In Forster v. Canada (Correctional Service) (Ont CA, 2019) the court discussed a complex habeas corpus case where the matter was really criminal but was advanced under the Rules of Civil Procedure:
 The importance of habeas corpus can hardly be understated. The right to test the validity of one’s detention by habeas corpus is guaranteed by s. 10(c) of the Charter. The scope of the protection afforded by this right is complex and has required guidance from the Supreme Court of Canada on many occasions. In May v. Ferndale Institution, 2005 SCC 82 (CanLII),  3 S.C.R. 809, the Court held that there is a limited power in the Superior Courts to decline to exercise habeas corpus jurisdiction. LeBel and Fish JJ. wrote, at para. 44:
Habeas corpus should not be declined merely because another alternative remedy exists and would appear as or more convenient in the eyes of the court….Only in limited circumstances will it be appropriate for a provincial superior court to decline to exercise its jurisdiction. For instance, in criminal law, where a statute confers jurisdiction on a court of appeal to correct a lower court and release the applicant if need be, habeas corpus will not be available…Jurisdiction should also be declined where there is in place a complete, comprehensive and expert procedure for review of an administrative decision. [Emphasis added.]In para. 68 of his reasons, the application judge relied on May as a basis for “declining to hear this case.”
 Declining to exercise habeas corpus jurisdiction is different from striking out an application on a summary basis. In Mission Institution v. Khela, 2014 SCC 24 (CanLII),  1 S.C.R. 502, at para. 78, the Court held that “[u]nlike the Federal Court in the context of an application for judicial review, a provincial superior court hearing a habeas corpus application has no inherent discretion to refuse to review the case.” Stated differently, “if the prisoner does raise an arguable issue there is no room for discretion: the matter should proceed to hearing so that a full and proper determination can be made. The non-discretionary nature of habeas corpus is an important difference between it and other prerogative writs:” Judith Farbey, Robert J. Sharpe and Simon Atrill, The Law of Habeas Corpus, 3rd ed. (New York: Oxford University Press, 2011), at p. 53.

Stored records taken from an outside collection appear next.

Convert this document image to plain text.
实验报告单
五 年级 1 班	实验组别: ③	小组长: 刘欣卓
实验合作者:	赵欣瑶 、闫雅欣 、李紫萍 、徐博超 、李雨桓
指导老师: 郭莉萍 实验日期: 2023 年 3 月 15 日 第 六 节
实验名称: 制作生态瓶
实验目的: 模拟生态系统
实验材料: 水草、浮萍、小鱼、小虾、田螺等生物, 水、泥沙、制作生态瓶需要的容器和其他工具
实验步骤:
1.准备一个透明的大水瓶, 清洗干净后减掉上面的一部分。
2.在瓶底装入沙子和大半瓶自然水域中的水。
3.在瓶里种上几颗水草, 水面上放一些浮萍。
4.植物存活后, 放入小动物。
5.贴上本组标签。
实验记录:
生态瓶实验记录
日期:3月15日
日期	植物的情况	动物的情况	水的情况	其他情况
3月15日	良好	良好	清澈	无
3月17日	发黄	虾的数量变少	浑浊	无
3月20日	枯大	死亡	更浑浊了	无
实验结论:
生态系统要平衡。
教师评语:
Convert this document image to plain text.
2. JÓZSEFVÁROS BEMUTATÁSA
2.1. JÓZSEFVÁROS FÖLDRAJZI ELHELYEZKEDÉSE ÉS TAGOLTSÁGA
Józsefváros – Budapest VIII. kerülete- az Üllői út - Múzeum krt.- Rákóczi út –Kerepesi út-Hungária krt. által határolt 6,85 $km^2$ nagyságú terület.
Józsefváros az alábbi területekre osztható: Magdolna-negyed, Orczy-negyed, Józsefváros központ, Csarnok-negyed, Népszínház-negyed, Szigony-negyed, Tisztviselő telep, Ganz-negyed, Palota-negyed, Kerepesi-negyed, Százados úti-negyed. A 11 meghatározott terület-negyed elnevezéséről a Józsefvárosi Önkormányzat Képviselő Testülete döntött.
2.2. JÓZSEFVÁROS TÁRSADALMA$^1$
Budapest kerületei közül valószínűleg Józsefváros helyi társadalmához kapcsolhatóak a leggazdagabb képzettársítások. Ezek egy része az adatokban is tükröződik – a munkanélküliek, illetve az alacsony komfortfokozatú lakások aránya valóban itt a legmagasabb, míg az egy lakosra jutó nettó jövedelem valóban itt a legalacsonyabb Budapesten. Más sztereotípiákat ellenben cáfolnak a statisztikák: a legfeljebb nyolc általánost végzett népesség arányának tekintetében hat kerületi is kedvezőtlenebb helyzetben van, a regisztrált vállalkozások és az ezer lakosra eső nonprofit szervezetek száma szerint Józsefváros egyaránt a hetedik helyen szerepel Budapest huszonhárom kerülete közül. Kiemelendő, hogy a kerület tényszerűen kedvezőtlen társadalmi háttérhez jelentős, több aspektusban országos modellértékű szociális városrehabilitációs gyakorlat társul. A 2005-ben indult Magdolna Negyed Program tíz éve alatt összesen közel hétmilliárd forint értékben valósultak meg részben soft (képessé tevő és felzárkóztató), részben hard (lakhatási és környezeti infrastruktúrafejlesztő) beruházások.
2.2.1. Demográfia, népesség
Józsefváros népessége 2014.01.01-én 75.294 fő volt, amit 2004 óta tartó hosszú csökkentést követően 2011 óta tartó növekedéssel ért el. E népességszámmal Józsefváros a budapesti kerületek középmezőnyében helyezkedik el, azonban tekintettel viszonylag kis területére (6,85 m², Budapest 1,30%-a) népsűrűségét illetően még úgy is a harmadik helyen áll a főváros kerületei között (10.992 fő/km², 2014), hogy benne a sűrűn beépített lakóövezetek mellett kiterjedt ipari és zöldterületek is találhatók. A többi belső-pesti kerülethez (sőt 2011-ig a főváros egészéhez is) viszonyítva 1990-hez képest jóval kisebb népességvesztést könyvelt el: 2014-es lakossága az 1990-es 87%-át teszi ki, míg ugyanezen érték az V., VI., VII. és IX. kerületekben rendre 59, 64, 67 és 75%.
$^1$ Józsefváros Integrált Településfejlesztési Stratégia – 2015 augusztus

 As noted above, the respondent relied on the civil rules as the foundation for its pre-emptive motion to strike this habeas corpus application. However, this reliance was misplaced in a number of respects. First, the respondent relied on r. 21.01(3)(a) – “lack of jurisdiction over the subject matter.” However, it would appear that the application judge did not apply this sub-rule. Instead, he found that it was “plain and obvious” that the appellant’s claim could not succeed. This language – “plain and obvious” – is more appropriate to r. 21.01(1)(b), which governs a “motion to strike out a pleading on the ground that it discloses no reasonable cause of action or defence”: see Paton Estate v. Ontario Lottery and Gaming Commission, 2016 ONCA 458 (CanLII), 131 O.R. (3d) 273, at para. 12; and R. v. Imperial Tobacco Canada Ltd., 2011 SCC 42 (CanLII),  3 S.C.R. 45, at paras. 17-22.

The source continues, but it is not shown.